Keine Frage, das Urteil gegenüber Mercedes nach dem Rennen im belgischen Spa hinterlässt einen bitteren Beigeschmack. Holte sich Lewis Hamilton einen Vorteil, um anschließend regelgerecht seinen Kontrahenten wieder vorzulassen – besser kann es keiner machen.
Dumm, dass er schon wenige Sekunden später seinen Konkurrenten gnadenlos ins Trübe blicken ließ – ergo – einkassierte.
Ob nun drei Kommissare pro Ferrari oder contra Mercedes entschieden haben? Beiwerk. Diese Diskussionen führte die Rennsportgemeinde schon vor vielen Jahren, als Alfa Romeo den Sternen aus Stuttgart regelrecht um die Ohren fuhren und Könige des Sportes à la Roland Asch oder Klaus Ludwig im Scheitelpunkt der Kurve diese lieblos rauskickten.

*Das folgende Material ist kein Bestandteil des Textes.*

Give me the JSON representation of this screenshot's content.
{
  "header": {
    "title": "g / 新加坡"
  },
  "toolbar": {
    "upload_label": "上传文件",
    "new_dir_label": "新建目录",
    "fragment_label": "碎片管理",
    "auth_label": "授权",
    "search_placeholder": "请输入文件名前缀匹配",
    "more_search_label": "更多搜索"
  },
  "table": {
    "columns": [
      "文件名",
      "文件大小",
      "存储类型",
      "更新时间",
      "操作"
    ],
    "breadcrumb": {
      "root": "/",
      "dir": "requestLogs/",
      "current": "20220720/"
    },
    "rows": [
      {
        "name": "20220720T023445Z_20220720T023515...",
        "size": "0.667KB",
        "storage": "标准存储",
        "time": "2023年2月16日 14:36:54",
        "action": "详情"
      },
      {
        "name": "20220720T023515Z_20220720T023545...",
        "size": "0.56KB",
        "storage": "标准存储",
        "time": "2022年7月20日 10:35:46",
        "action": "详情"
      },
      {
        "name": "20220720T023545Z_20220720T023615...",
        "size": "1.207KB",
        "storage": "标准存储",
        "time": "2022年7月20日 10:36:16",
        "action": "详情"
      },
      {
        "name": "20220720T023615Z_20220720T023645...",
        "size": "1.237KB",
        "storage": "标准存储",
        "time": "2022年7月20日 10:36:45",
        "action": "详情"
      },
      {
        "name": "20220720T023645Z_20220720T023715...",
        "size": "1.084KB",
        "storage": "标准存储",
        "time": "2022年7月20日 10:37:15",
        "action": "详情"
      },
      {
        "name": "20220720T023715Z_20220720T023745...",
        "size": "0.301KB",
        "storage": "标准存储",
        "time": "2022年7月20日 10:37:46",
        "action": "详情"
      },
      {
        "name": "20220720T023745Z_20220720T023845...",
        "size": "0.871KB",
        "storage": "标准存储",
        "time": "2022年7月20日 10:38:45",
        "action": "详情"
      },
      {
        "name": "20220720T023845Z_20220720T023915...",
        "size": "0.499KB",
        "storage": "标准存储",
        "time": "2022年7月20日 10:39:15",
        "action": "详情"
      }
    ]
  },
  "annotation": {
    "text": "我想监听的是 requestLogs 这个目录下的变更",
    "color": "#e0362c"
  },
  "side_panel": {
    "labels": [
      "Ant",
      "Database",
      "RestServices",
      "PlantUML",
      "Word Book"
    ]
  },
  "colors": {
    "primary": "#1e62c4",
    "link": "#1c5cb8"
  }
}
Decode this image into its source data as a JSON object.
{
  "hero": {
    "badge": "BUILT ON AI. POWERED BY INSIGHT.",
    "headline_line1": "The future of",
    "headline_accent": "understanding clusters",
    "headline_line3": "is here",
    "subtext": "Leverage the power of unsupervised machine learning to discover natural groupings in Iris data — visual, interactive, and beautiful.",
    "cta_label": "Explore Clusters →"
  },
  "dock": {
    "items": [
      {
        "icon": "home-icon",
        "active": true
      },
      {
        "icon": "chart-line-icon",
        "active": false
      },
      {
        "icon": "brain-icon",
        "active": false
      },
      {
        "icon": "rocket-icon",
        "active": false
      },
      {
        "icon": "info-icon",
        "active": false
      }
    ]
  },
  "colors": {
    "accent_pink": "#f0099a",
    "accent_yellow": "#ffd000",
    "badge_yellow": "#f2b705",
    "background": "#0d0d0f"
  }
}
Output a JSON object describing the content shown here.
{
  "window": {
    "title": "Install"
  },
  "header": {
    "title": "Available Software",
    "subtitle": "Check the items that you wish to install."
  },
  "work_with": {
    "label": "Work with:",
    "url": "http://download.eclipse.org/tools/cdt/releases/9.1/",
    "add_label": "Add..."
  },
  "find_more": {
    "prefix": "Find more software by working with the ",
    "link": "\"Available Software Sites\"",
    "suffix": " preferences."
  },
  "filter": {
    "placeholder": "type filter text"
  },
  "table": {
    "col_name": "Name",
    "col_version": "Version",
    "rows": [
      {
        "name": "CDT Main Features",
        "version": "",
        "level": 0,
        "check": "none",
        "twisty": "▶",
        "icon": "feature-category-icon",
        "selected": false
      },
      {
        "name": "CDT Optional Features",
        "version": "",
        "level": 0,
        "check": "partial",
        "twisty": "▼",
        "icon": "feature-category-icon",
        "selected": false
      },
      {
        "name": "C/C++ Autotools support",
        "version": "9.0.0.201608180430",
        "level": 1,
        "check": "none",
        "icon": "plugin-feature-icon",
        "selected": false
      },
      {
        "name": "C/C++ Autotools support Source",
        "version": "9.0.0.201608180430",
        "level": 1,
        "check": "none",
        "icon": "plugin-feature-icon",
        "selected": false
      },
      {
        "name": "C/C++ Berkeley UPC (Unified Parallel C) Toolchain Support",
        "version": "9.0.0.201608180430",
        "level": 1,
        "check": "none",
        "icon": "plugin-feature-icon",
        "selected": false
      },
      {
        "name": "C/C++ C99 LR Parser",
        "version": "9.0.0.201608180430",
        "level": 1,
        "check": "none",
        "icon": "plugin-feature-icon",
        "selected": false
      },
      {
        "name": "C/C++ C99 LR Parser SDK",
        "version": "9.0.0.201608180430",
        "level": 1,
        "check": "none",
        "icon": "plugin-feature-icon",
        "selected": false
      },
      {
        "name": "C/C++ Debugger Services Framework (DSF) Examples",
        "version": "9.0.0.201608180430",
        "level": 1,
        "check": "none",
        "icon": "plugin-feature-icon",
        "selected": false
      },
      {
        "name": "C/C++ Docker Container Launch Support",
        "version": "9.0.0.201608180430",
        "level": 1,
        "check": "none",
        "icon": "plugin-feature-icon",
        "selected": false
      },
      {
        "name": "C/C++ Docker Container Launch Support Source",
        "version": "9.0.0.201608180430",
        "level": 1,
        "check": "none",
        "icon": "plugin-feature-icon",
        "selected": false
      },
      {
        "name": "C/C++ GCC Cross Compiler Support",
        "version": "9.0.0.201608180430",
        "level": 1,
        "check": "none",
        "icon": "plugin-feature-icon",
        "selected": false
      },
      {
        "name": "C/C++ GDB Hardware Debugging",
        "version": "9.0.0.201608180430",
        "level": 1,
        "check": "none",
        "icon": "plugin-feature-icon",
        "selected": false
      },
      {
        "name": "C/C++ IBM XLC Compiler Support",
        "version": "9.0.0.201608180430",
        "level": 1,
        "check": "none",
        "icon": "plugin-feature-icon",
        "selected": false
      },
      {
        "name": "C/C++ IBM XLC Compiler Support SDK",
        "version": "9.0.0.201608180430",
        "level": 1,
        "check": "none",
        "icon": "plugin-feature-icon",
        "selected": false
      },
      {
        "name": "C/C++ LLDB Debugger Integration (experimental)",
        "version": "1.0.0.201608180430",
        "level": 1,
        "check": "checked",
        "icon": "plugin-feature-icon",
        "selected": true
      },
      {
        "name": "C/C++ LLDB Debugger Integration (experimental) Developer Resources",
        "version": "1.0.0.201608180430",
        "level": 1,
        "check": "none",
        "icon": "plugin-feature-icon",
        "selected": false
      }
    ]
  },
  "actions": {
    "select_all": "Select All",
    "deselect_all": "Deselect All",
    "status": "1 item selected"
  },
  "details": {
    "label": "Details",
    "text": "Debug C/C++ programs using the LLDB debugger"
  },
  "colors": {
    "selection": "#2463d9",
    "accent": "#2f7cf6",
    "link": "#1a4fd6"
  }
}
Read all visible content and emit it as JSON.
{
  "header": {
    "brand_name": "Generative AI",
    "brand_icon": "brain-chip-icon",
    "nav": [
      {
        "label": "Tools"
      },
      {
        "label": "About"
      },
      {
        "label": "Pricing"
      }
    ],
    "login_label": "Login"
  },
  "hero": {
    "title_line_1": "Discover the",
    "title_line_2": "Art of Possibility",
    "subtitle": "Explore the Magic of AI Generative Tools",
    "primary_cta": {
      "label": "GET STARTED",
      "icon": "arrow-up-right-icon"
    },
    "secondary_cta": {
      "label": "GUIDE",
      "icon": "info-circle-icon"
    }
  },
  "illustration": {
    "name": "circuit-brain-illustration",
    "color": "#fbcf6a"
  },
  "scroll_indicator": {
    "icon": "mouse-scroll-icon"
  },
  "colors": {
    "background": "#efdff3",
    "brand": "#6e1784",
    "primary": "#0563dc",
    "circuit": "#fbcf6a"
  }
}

Fragt mal bei Audi nach… hier ließ Mercedes mit aller Macht das Reglement ändern, sodass die Ingoldstädter eindeutiges Nachsehen hatten und aus der DTM ausstiegen.
Es kommt einfach immer zurück und ob es nun gerecht oder ungerecht ist – das Resultat bleibt das Gleiche. Der Fan wird betrogen, überall. Ob bei den Eintrittspreisen oder den Rennausgängen.
Nach der lächerlichen Entscheidung am sogenannten „grünen Tisch“ sagt selbst ein Freund der Italianer:
»Fahrt Eure Rennen alleine!«
Trotz allem Honig um den Mund schmeckt kaum noch ein Rennen. Zuviel Interesse steckt im Grundrauschen, so dass nicht nur die Formel 1 zuckersüß im Sonntagskuchen erstickt.
Gut, dass Lance Amstrong wieder zurückkehren will. Ehrlicher Sport! Was für eine Hommage an den Sport.